From nonprofit experiment to 2 million users

The product

A research assistant that shows its work

The trick with AI and science is that confidently wrong is worse than slow. A chatbot that invents a plausible-sounding citation is not a research tool; it is a liability with good grammar. Elicit's whole design answers this objection before you raise it: every extraction is backed by a quote or a figure from the actual source. You can click through and check. It is reproducible, traceable, and auditable at every step.

That last part matters more than it sounds. It is the difference between a tool a curious grad student plays with and a tool a regulated pharma team is willing to put its name on.

Search & Discovery

One query across PubMed, ClinicalTrials.gov, and Elicit's corpus of 138 million papers - summarized instantly into tables or reports.

Systematic Review

Automated screening and data extraction built for PRISMA 2020. Reproducible, traceable, auditable - the parts auditors actually ask about.

Data Extraction

Pulls quantitative and qualitative data straight from tables and figures, where most clinical outcomes actually hide.

Chat with Papers

Ask questions across 125M+ papers and get answers anchored to source quotes - not confident hallucinations.

A chatbot that invents a citation isn't a research tool.

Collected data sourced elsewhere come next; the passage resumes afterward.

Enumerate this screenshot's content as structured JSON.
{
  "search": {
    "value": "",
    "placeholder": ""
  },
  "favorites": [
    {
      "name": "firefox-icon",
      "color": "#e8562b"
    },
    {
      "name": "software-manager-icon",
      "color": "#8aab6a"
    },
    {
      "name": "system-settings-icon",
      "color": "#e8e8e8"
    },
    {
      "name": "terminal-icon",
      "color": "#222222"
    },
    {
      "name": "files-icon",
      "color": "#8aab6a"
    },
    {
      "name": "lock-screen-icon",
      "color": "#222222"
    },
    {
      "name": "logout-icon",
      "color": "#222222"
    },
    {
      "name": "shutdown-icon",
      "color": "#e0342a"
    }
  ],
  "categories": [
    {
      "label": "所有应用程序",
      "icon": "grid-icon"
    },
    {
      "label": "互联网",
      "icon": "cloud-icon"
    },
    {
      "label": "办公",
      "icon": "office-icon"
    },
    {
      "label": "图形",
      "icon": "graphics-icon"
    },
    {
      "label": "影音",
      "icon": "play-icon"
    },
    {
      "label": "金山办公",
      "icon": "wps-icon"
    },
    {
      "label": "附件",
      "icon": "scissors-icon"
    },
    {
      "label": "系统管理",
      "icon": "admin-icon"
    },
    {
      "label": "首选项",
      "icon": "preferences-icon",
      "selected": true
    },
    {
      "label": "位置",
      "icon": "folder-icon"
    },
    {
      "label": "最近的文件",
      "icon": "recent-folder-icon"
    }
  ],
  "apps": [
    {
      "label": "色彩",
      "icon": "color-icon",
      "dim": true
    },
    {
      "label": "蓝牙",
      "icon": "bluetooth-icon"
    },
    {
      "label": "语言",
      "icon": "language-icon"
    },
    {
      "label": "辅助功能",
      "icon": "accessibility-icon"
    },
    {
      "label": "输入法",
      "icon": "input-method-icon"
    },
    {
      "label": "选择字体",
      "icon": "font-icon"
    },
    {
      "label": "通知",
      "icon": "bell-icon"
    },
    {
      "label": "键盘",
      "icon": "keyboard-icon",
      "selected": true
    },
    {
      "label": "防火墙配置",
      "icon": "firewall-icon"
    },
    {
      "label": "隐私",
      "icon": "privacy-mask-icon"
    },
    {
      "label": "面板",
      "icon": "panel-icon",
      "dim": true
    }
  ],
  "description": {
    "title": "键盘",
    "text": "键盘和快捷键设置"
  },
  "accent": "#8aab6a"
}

It's a liability with good grammar. - Why every Elicit answer links back to its source
The proof

Numbers, because researchers ask for them

Claims of accuracy are easy. Elicit went and tested itself against 994 Cochrane reviews - the most rigorous evidence syntheses in medicine - and published the scores. Skeptics, this section is for you.

2M+
Researchers
125M+
Papers searchable
$22M
Series A
$100M
Valuation

Accuracy across 994 Cochrane reviews

// Elicit's self-reported benchmark, by task
Search recall
95%
Abstract screening
97%
Full-text screening
99%
Data extraction
96%
Source: Elicit, evaluation across 994 Cochrane reviews. Bars scaled to 100%.

The real-world numbers hold up too. In a systematic review run by VDI/VDE to inform German education policy, Elicit correctly extracted 1,502 of 1,511 data points - a 99.4% hit rate. Formation Bio used it to map how end-stage knee osteoarthritis had been defined across decades of trials. Oxford PharmaGenesis, which advises 8 of the top 10 global pharma companies, uses it to deliver literature reviews at a scale that used to be impossible.

99.4% accuracy on 1,511 data points. The nine it missed are presumably still being argued about in a German committee somewhere.
The mission

Built to augment judgment, not replace it

Elicit is a public benefit corporation, which is a legal way of saying the mission is written into the paperwork, not just the pitch deck. The roots run back through Ought into the AI-safety community, where the operating worry is not that AI will be too weak but that it will be confidently, scalably wrong.

So the product is deliberately the opposite of a magic-answer machine. It hands you the evidence and the sources and expects you to think. The goal was never to take the researcher out of research. It was to take the tedium out, and leave the judgment where it belongs.

For a company that could have built yet another chatbot, choosing to build a tool that argues for being checked is a quietly radical decision.

The goal was never to take the researcher out of research. Just the tedium. - The design philosophy, in one sentence
Why it matters tomorrow

Back to that 4,300-paper search

Return to the PhD student. The pile of 4,300 papers has not gotten smaller - if anything, by the time she finishes her thesis it will have doubled. What has changed is what that pile means. It used to be a wall. Now it is a query.

That is the bet Elicit is making about the next decade: that the rate-limiting step in human knowledge is not how fast we can produce research, but how fast we can absorb what we already have. If clinical decisions, policy choices, and the next experiment can all rest on more of the existing evidence rather than less, the compounding effect is hard to overstate.

The reading has been automated. The thinking, pointedly, has not. That was always the plan.